Imbecelia

A search for clarity in the nebulous world of a 34 year old who, while finding her mother's voice coming out of her lips more and more these days, is still no closer to affecting the air of mature serenity she hoped she would've been able to by now. She still laughs at people falling over, especially if they are wearing suits and/or look a bit posh. She has been accused of being an 'inverted snob'. But only by one person, and she was a twat.

Monday, August 08, 2005

Alcohol or Why I Think I Might Be A Masochist

On Saturday night I had rather a lot to drink.

Yesterday, Sunday, I didn't need a wee until approximately 5.20pm, and even then it was like marmalade.

Sometimes I wonder, what is it about alcohol? Why do we do it? And if the answer comes back (as it most often does), that we do it to "lose our inhibitions" then I really think we ought to be asking the further question, which is Why Are Inhibitions Such A Bad Thing?

Inhibitions are what, during the hours of daylight, stop us puking pukka pie over our shoes in shop doorways.

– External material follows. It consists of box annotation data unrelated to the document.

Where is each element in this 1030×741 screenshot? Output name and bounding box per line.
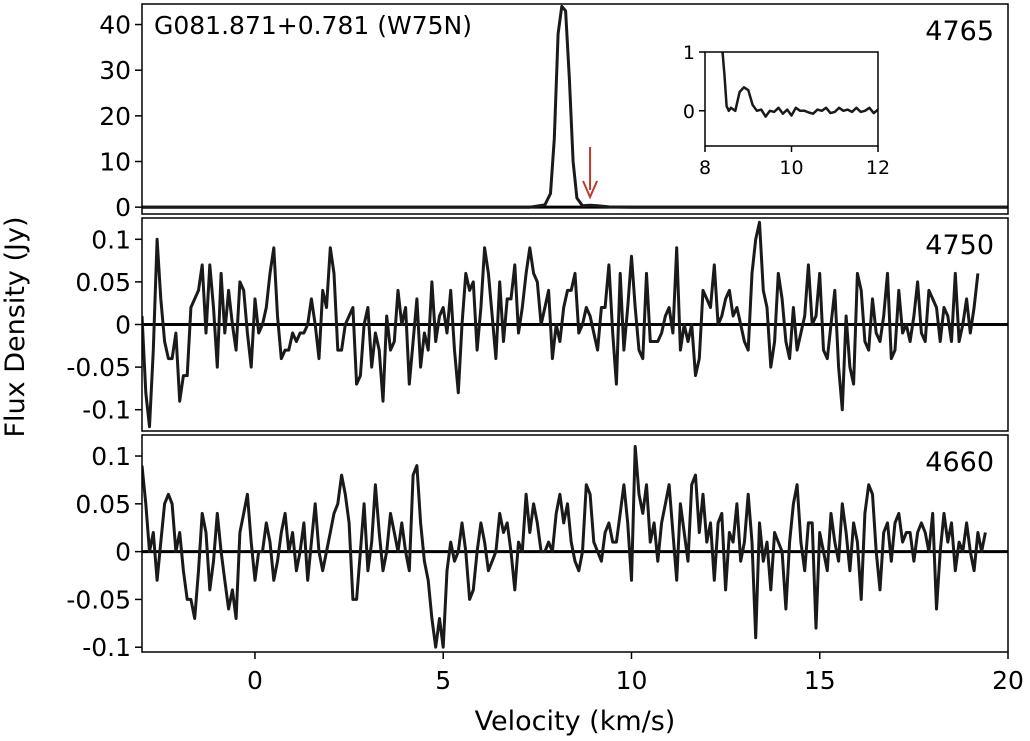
x-axis-label: Velocity (km/s) xyxy=(475,706,676,737)
spectrum-line xyxy=(142,445,987,649)
y-tick-label: 30 xyxy=(99,56,131,85)
inset-line xyxy=(721,52,878,118)
x-tick-label: 0 xyxy=(247,666,263,695)
y-tick-label: 0 xyxy=(115,311,131,340)
y-tick-label: 20 xyxy=(99,102,131,131)
inset-x-tick-label: 12 xyxy=(866,157,890,179)
y-tick-label: 0.05 xyxy=(75,268,131,297)
y-tick-label: -0.05 xyxy=(66,353,131,382)
y-tick-label: 0.1 xyxy=(91,225,131,254)
spectrum-line xyxy=(142,4,1008,209)
panel-bottom: -0.1 -0.05 0 0.05 0.1 4660 xyxy=(66,434,1009,662)
inset-x-tick-label: 8 xyxy=(699,157,711,179)
x-tick-label: 15 xyxy=(804,666,836,695)
y-tick-label: 0 xyxy=(115,538,131,567)
y-tick-label: 0.05 xyxy=(75,490,131,519)
inset-y-tick-label: 1 xyxy=(683,42,695,64)
inset-y-tick-label: 0 xyxy=(683,101,695,123)
y-tick-label: 10 xyxy=(99,148,131,177)
frequency-label: 4660 xyxy=(925,447,994,478)
y-tick-label: 0 xyxy=(115,193,131,222)
y-tick-label: 0.1 xyxy=(91,442,131,471)
x-tick-label: 5 xyxy=(435,666,451,695)
y-axis-label: Flux Density (Jy) xyxy=(0,217,31,438)
x-tick-label: 20 xyxy=(992,666,1024,695)
inset-x-tick-label: 10 xyxy=(779,157,803,179)
y-tick-label: -0.1 xyxy=(82,633,131,662)
x-tick-label: 10 xyxy=(616,666,648,695)
panel-middle: -0.1 -0.05 0 0.05 0.1 4750 xyxy=(66,217,1009,432)
frequency-label: 4750 xyxy=(925,230,994,261)
inset-plot: 0 1 8 10 12 xyxy=(683,42,890,179)
frequency-label: 4765 xyxy=(925,16,994,47)
panel-frame xyxy=(141,434,1009,653)
spectrum-title: G081.871+0.781 (W75N) xyxy=(154,11,472,40)
arrow-marker xyxy=(582,147,598,200)
panel-frame xyxy=(141,3,1009,215)
y-tick-label: -0.1 xyxy=(82,396,131,425)
y-tick-label: -0.05 xyxy=(66,585,131,614)
panel-top: 0 10 20 30 40 4765 G081.871+0.781 (W75N) 0 1 8 10 1… xyxy=(99,3,1009,222)
x-axis: 0 5 10 15 20 xyxy=(247,652,1024,695)
y-tick-label: 40 xyxy=(99,11,131,40)
spectrum-line xyxy=(142,220,980,429)
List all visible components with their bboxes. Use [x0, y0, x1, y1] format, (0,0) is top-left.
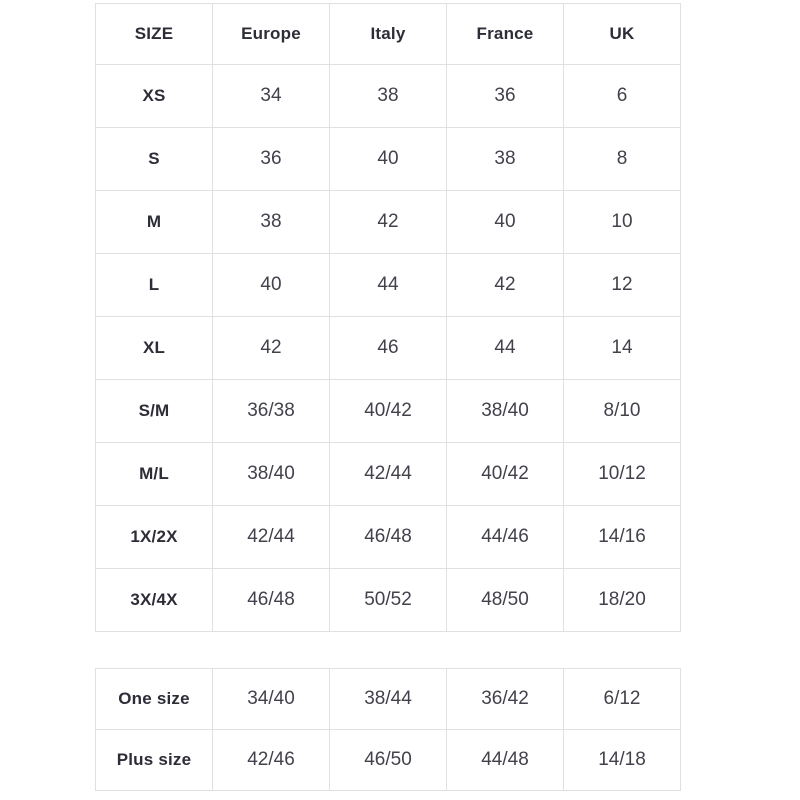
size-value-cell: 6 — [563, 64, 681, 128]
table-gap — [95, 632, 800, 668]
size-value-cell: 38 — [212, 190, 330, 254]
size-label-cell: 3X/4X — [95, 568, 213, 632]
table-row: M 38 42 40 10 — [95, 190, 681, 254]
size-value-cell: 40/42 — [329, 379, 447, 443]
table-row: XS 34 38 36 6 — [95, 64, 681, 128]
size-label-cell: XL — [95, 316, 213, 380]
size-label-cell: S — [95, 127, 213, 191]
size-label-cell: XS — [95, 64, 213, 128]
header-cell: Italy — [329, 3, 447, 65]
size-value-cell: 38 — [446, 127, 564, 191]
size-value-cell: 42/44 — [212, 505, 330, 569]
size-value-cell: 12 — [563, 253, 681, 317]
size-label-cell: 1X/2X — [95, 505, 213, 569]
size-value-cell: 40/42 — [446, 442, 564, 506]
table-row: S/M 36/38 40/42 38/40 8/10 — [95, 379, 681, 443]
size-value-cell: 42/44 — [329, 442, 447, 506]
size-value-cell: 46/48 — [212, 568, 330, 632]
size-value-cell: 42 — [212, 316, 330, 380]
size-value-cell: 36 — [446, 64, 564, 128]
size-value-cell: 40 — [446, 190, 564, 254]
size-label-cell: M/L — [95, 442, 213, 506]
size-value-cell: 38 — [329, 64, 447, 128]
size-label-cell: S/M — [95, 379, 213, 443]
size-value-cell: 42 — [446, 253, 564, 317]
size-value-cell: 8/10 — [563, 379, 681, 443]
size-label-cell: Plus size — [95, 729, 213, 791]
size-value-cell: 44 — [446, 316, 564, 380]
header-cell: UK — [563, 3, 681, 65]
size-value-cell: 42 — [329, 190, 447, 254]
table-row: XL 42 46 44 14 — [95, 316, 681, 380]
size-value-cell: 40 — [212, 253, 330, 317]
size-label-cell: M — [95, 190, 213, 254]
table-row: 3X/4X 46/48 50/52 48/50 18/20 — [95, 568, 681, 632]
size-value-cell: 14/18 — [563, 729, 681, 791]
size-value-cell: 38/40 — [212, 442, 330, 506]
size-value-cell: 6/12 — [563, 668, 681, 730]
table-row: M/L 38/40 42/44 40/42 10/12 — [95, 442, 681, 506]
table-row: S 36 40 38 8 — [95, 127, 681, 191]
size-table-header-row: SIZE Europe Italy France UK — [95, 3, 681, 65]
table-row: Plus size 42/46 46/50 44/48 14/18 — [95, 729, 681, 791]
size-value-cell: 38/40 — [446, 379, 564, 443]
size-value-cell: 38/44 — [329, 668, 447, 730]
size-value-cell: 46 — [329, 316, 447, 380]
size-value-cell: 42/46 — [212, 729, 330, 791]
size-value-cell: 36/42 — [446, 668, 564, 730]
size-value-cell: 36/38 — [212, 379, 330, 443]
size-label-cell: One size — [95, 668, 213, 730]
size-value-cell: 14/16 — [563, 505, 681, 569]
size-value-cell: 14 — [563, 316, 681, 380]
size-value-cell: 44/46 — [446, 505, 564, 569]
size-value-cell: 18/20 — [563, 568, 681, 632]
size-value-cell: 44 — [329, 253, 447, 317]
table-row: L 40 44 42 12 — [95, 253, 681, 317]
size-value-cell: 40 — [329, 127, 447, 191]
table-row: One size 34/40 38/44 36/42 6/12 — [95, 668, 681, 730]
size-value-cell: 8 — [563, 127, 681, 191]
size-value-cell: 44/48 — [446, 729, 564, 791]
header-cell: SIZE — [95, 3, 213, 65]
size-value-cell: 34 — [212, 64, 330, 128]
size-label-cell: L — [95, 253, 213, 317]
header-cell: Europe — [212, 3, 330, 65]
header-cell: France — [446, 3, 564, 65]
table-row: 1X/2X 42/44 46/48 44/46 14/16 — [95, 505, 681, 569]
size-value-cell: 34/40 — [212, 668, 330, 730]
size-value-cell: 36 — [212, 127, 330, 191]
size-conversion-table: SIZE Europe Italy France UK XS 34 38 36 6 S 36 40 38… — [95, 3, 681, 632]
size-value-cell: 10/12 — [563, 442, 681, 506]
size-value-cell: 46/50 — [329, 729, 447, 791]
special-sizes-table: One size 34/40 38/44 36/42 6/12 Plus size 42/4… — [95, 668, 681, 791]
size-value-cell: 10 — [563, 190, 681, 254]
size-value-cell: 48/50 — [446, 568, 564, 632]
size-value-cell: 50/52 — [329, 568, 447, 632]
size-value-cell: 46/48 — [329, 505, 447, 569]
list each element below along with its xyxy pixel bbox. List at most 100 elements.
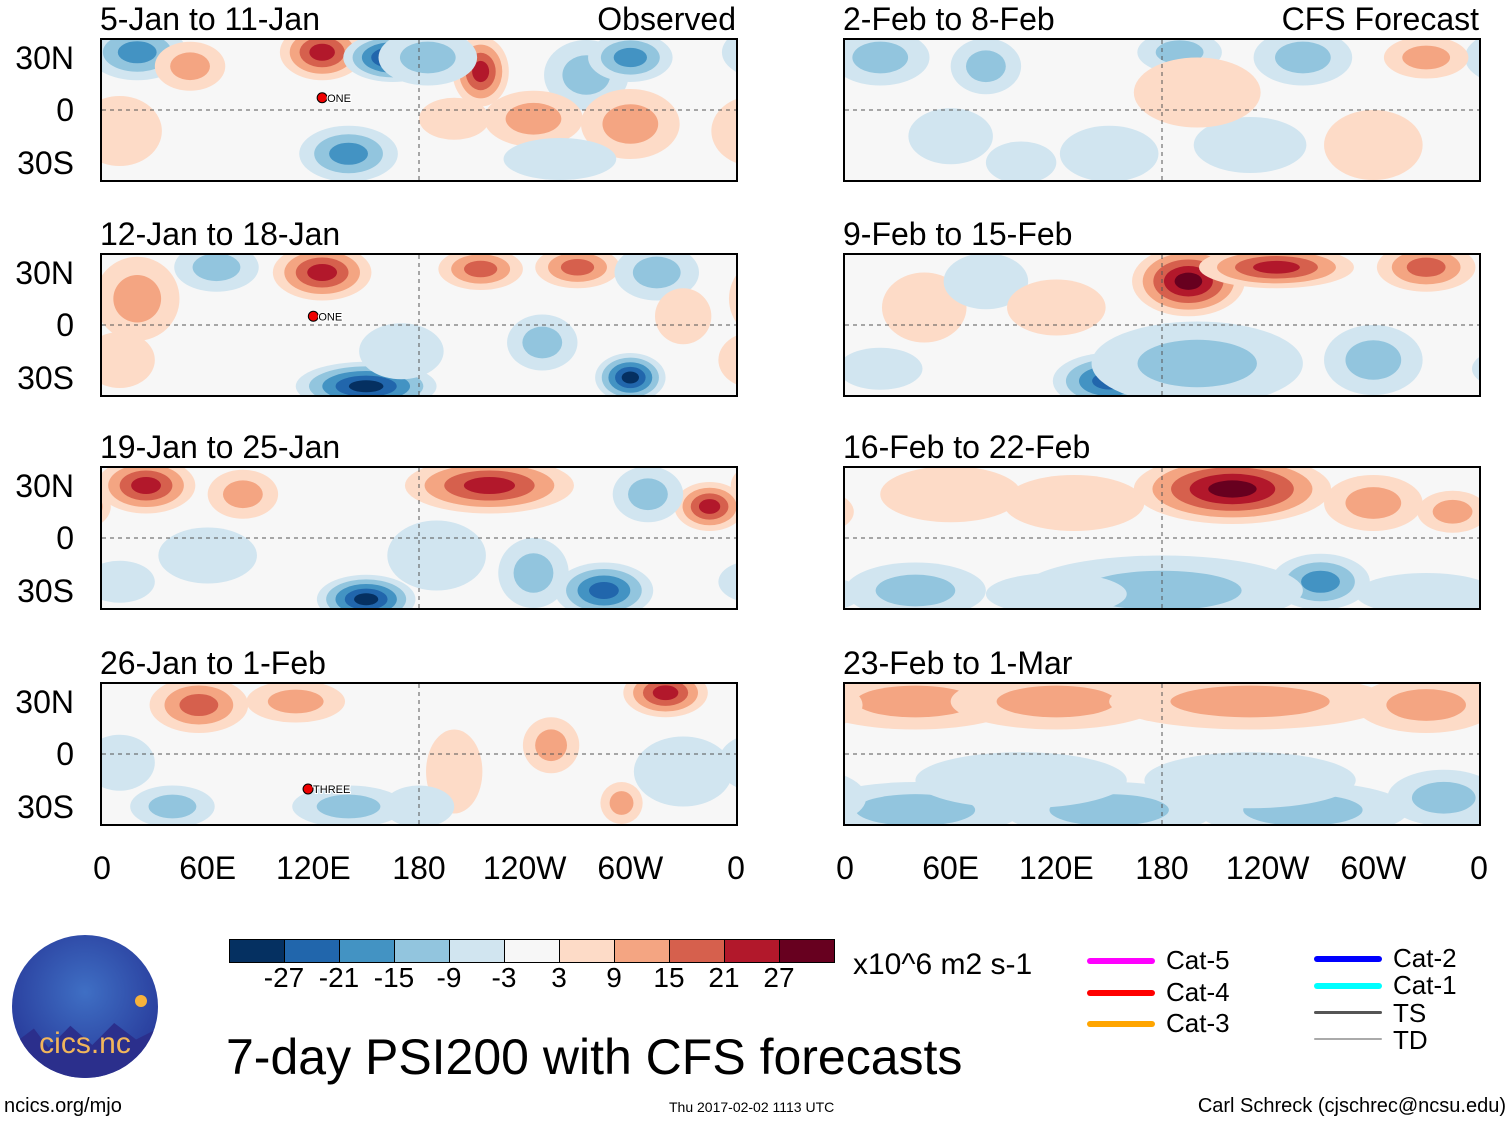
colorbar-label: 15 xyxy=(653,962,685,993)
storm-marker-icon xyxy=(302,783,314,795)
anomaly-contour xyxy=(1432,499,1473,524)
storm-name: ONE xyxy=(318,311,342,323)
anomaly-contour xyxy=(113,275,162,323)
anomaly-contour xyxy=(148,794,197,819)
main-title: 7-day PSI200 with CFS forecasts xyxy=(226,1029,963,1085)
logo: cics.nc xyxy=(12,935,158,1078)
anomaly-contour xyxy=(908,108,993,165)
legend-line-cat-3 xyxy=(1087,1021,1155,1027)
panel-title: 26-Jan to 1-Feb xyxy=(100,645,326,681)
colorbar-swatch xyxy=(284,940,339,962)
anomaly-contour xyxy=(359,323,444,380)
lat-label: 30N xyxy=(15,467,74,504)
footer-url[interactable]: ncics.org/mjo xyxy=(4,1095,122,1117)
anomaly-contour xyxy=(1324,110,1423,180)
map-panel: ONE xyxy=(100,38,738,182)
anomaly-contour xyxy=(1386,689,1466,721)
anomaly-contour xyxy=(609,791,634,815)
lon-label: 60W xyxy=(597,850,664,886)
anomaly-contour xyxy=(307,264,338,281)
anomaly-contour xyxy=(267,689,324,714)
colorbar-label: -21 xyxy=(318,962,360,993)
anomaly-contour xyxy=(463,260,498,278)
anomaly-contour xyxy=(845,497,854,526)
colorbar-label: 9 xyxy=(606,962,622,993)
storm-name: ONE xyxy=(327,93,351,105)
lon-label: 0 xyxy=(727,850,745,886)
units-label: x10^6 m2 s-1 xyxy=(853,948,1033,981)
anomaly-contour xyxy=(1479,563,1481,611)
legend-label: TS xyxy=(1393,998,1427,1028)
lon-label: 0 xyxy=(836,850,854,886)
anomaly-contour xyxy=(222,480,263,509)
lon-label: 0 xyxy=(1470,850,1488,886)
anomaly-contour xyxy=(1471,357,1479,381)
anomaly-contour xyxy=(718,563,736,600)
legend-line-ts xyxy=(1314,1011,1382,1014)
colorbar-label: -27 xyxy=(263,962,305,993)
colorbar-swatch xyxy=(230,940,284,962)
anomaly-contour xyxy=(1144,752,1356,809)
lat-label: 0 xyxy=(56,92,74,128)
anomaly-contour xyxy=(985,141,1057,180)
anomaly-contour xyxy=(560,258,595,276)
lon-label: 120E xyxy=(1018,850,1094,886)
map-panel xyxy=(843,253,1481,397)
anomaly-contour xyxy=(1174,272,1203,290)
map-panel xyxy=(100,466,738,610)
anomaly-contour xyxy=(589,582,619,599)
panel-title: 16-Feb to 22-Feb xyxy=(843,429,1091,465)
anomaly-contour xyxy=(628,478,668,511)
anomaly-contour xyxy=(1406,257,1446,277)
colorbar-label: -15 xyxy=(373,962,415,993)
footer-timestamp: Thu 2017-02-02 1113 UTC xyxy=(669,1099,835,1115)
logo-text: cics.nc xyxy=(39,1027,131,1060)
anomaly-contour xyxy=(513,553,554,593)
anomaly-contour xyxy=(698,499,721,514)
anomaly-contour xyxy=(1345,487,1402,519)
anomaly-contour xyxy=(845,580,863,608)
colorbar-swatch xyxy=(724,940,779,962)
map-panel xyxy=(843,682,1481,826)
anomaly-contour xyxy=(845,775,867,820)
colorbar-label: -3 xyxy=(491,962,517,993)
anomaly-contour xyxy=(1003,475,1145,531)
colorbar-label: -9 xyxy=(436,962,462,993)
lon-label: 180 xyxy=(1135,850,1189,886)
anomaly-contour xyxy=(1253,260,1300,274)
anomaly-contour xyxy=(845,347,923,390)
anomaly-contour xyxy=(348,380,384,393)
legend-label: Cat-3 xyxy=(1166,1008,1230,1038)
anomaly-contour xyxy=(131,477,161,494)
footer-author: Carl Schreck (cjschrec@ncsu.edu) xyxy=(1197,1095,1506,1117)
legend-line-cat-1 xyxy=(1314,983,1382,989)
anomaly-contour xyxy=(329,142,368,165)
lat-label: 30S xyxy=(17,359,74,396)
anomaly-contour xyxy=(1133,57,1261,128)
lat-label: 30N xyxy=(15,683,74,720)
legend-label: Cat-5 xyxy=(1166,945,1230,975)
lon-label: 180 xyxy=(392,850,446,886)
colorbar-swatch xyxy=(559,940,614,962)
lat-label: 30N xyxy=(15,39,74,76)
lon-label: 120W xyxy=(1225,850,1310,886)
anomaly-contour xyxy=(387,520,486,591)
anomaly-contour xyxy=(845,686,863,724)
lon-label: 60E xyxy=(922,850,980,886)
anomaly-contour xyxy=(309,43,335,61)
panel-title: 23-Feb to 1-Mar xyxy=(843,645,1073,681)
colorbar xyxy=(229,939,835,963)
anomaly-contour xyxy=(621,371,639,384)
anomaly-contour xyxy=(721,40,736,72)
legend-line-td xyxy=(1314,1038,1382,1040)
panel-title: 5-Jan to 11-Jan xyxy=(100,1,320,37)
lat-label: 30N xyxy=(15,254,74,291)
anomaly-contour xyxy=(102,560,155,603)
colorbar-swatch xyxy=(449,940,504,962)
anomaly-contour xyxy=(965,50,1006,83)
anomaly-contour xyxy=(633,736,733,807)
anomaly-contour xyxy=(875,574,956,607)
anomaly-contour xyxy=(503,138,617,180)
anomaly-contour xyxy=(102,490,111,523)
anomaly-contour xyxy=(179,693,219,717)
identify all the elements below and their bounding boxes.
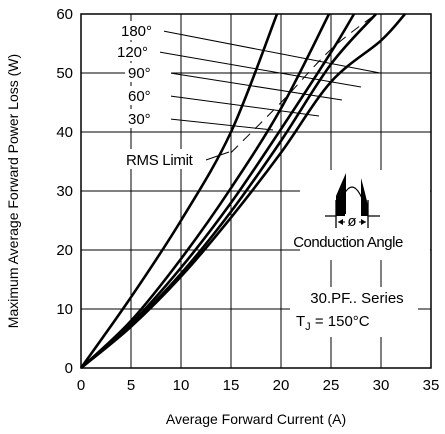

Inhibitions are what halt any vague inclination we might have to pinch random strangers arses in crowds at rush hour. Inhibitions ensure that parts of your anatomy which don't see daylight as a rule stay safely ensconced under layers of fabric/leather/whatever you're into, and aren't thrust recklessly into the public arena.

The reason we are not all social lepers, shunned by all around for our disgusting, offensive and outrageous behaviour is all because of inhibition. And we want to rid ourselves of it? Are we all mad?